= East Central Technical College =

Until July 1, 2010, East Central Technical College was a technical college within the Technical College System of Georgia. Its primary locations were in Fitzgerald and Ocilla, with a satellite and extended campuses located in Douglas, Pearson, and Rochelle. The school served the counties of Ben Hill/Irwin, Coffee, Atkinson, and Wilcox. Tift and Turner counties were originally to have been part of the school's area, but opted out before it began. The school also previously had campuses in Turner and Telfair counties, but in 2001 the Turner campus was transferred to Moultrie Technical College, and the Telfair campus to Heart of Georgia Technical College.

On September 4, 2008, the State Board of Technical and Adult Education approved a merger East Central Technical College and Valdosta Technical College, effective July 1, 2010, as part of a larger program of restructuring throughout the TCSG. In 2009, it was announced that the new school would be known as Wiregrass Georgia Technical College. The merger was completed, as planned, on July 1, 2010.

==History==
In 1968 Lewis Brinson became the first director of Ben Hill-Irwin Area Vocational Institute. On September 21, 1970 200 full-time students enrolled at the institution and on September 15, 1971 the first full-time graduates received their diplomas. On June 9, 1978 a $600,000 campus expansion plan was completed. The school changed from being locally governed to being governed by the state under the direction of the Georgia Department of Technical and Adult Education (DTAE). In the fall of 1982, Ben Hill-Irwin Institute began a computer electronics program. It also expanded its machine shop curriculum through a co-op program with Robins Air Force Base in 1983. January 1, 1984 Dr. Ed Green became the new president after the retirement of Brinson. The school changed its name to Ben Hill Irwin Technical Institute and established a joint degree program with Abraham Baldwin Agricultural College (ABAC) in Tifton, which made it possible for ECTC students to earn an associate degree in applied science from ABAC in 1986. According to ectcollege.org on July 1, 1996 Dr. Diane Harper became the third president. On November 7, 1996 the school changed its name to East Central Technical Institute. Over the next few years, enrollment increased tremendously and the support of the community continued to grow. The college continued to expand throughout the 1990s with the opening of the Charles Harris Learning Center in 1994, the Douglas satellite campus in 1997, on July 16, 1998 the opening of the Wilcox Lifelong Learning Center, and on April 28, 1999 the new campus in Turner County.

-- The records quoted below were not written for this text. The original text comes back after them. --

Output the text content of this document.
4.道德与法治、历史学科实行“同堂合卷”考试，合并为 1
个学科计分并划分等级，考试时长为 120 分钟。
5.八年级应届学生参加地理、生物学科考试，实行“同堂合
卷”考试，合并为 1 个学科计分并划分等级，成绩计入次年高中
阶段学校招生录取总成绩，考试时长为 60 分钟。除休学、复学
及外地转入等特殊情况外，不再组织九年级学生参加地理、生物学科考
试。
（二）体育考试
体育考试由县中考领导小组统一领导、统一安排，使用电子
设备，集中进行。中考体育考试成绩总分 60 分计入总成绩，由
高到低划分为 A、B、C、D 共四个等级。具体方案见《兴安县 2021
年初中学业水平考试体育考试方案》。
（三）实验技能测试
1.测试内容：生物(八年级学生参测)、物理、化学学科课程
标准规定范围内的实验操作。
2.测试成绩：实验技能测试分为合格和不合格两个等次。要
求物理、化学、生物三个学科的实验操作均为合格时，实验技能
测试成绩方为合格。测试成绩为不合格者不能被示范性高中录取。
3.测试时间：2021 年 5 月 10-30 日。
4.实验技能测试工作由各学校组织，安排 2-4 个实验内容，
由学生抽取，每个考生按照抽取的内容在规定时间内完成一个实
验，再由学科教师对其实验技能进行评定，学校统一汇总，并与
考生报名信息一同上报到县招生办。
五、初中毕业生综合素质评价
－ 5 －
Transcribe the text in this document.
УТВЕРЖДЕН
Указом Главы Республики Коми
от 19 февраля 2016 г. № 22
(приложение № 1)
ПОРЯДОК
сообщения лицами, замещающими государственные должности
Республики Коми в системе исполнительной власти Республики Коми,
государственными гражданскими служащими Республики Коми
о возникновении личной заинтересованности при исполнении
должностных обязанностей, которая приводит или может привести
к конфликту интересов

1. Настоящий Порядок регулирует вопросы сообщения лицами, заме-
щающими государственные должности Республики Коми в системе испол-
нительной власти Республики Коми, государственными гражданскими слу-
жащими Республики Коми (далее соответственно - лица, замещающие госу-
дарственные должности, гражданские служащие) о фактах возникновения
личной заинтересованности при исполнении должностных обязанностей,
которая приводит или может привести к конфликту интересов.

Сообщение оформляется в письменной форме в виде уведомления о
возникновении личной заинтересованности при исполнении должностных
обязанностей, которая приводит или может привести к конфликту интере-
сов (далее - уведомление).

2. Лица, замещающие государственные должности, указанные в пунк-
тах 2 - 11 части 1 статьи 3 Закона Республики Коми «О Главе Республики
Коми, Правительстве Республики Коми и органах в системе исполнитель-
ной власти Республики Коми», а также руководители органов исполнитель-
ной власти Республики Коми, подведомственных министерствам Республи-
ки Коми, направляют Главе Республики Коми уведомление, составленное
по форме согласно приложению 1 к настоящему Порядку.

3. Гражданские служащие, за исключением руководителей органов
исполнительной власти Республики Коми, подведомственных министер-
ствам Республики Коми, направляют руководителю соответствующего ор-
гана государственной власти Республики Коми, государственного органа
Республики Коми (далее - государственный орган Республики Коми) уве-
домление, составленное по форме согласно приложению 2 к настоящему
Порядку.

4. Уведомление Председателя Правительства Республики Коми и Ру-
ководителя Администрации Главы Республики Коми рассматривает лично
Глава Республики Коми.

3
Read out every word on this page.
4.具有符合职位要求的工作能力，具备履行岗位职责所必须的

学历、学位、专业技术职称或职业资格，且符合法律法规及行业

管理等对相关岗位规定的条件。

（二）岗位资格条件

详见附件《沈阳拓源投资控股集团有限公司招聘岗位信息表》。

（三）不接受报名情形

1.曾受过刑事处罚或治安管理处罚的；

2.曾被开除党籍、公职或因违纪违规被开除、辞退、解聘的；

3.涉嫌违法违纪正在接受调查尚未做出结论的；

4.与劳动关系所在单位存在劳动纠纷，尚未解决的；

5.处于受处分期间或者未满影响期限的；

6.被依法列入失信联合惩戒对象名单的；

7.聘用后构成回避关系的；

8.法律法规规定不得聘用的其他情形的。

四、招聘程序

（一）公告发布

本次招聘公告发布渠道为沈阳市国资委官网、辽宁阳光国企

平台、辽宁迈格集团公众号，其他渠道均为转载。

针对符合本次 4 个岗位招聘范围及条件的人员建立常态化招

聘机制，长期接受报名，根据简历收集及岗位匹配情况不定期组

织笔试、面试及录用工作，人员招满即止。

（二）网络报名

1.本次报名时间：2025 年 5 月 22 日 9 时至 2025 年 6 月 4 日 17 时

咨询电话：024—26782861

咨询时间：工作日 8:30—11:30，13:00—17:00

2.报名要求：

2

The name changed again to East Central Technical College in 2000 because of Georgia House bill 1187, that allowed institutes offering associate degrees to become colleges.

==Accreditation==
East Central Technical College was accredited by the Commission of the Council on Occupational Education to award associate degrees of applied technology, diplomas, and technical certificates of credit.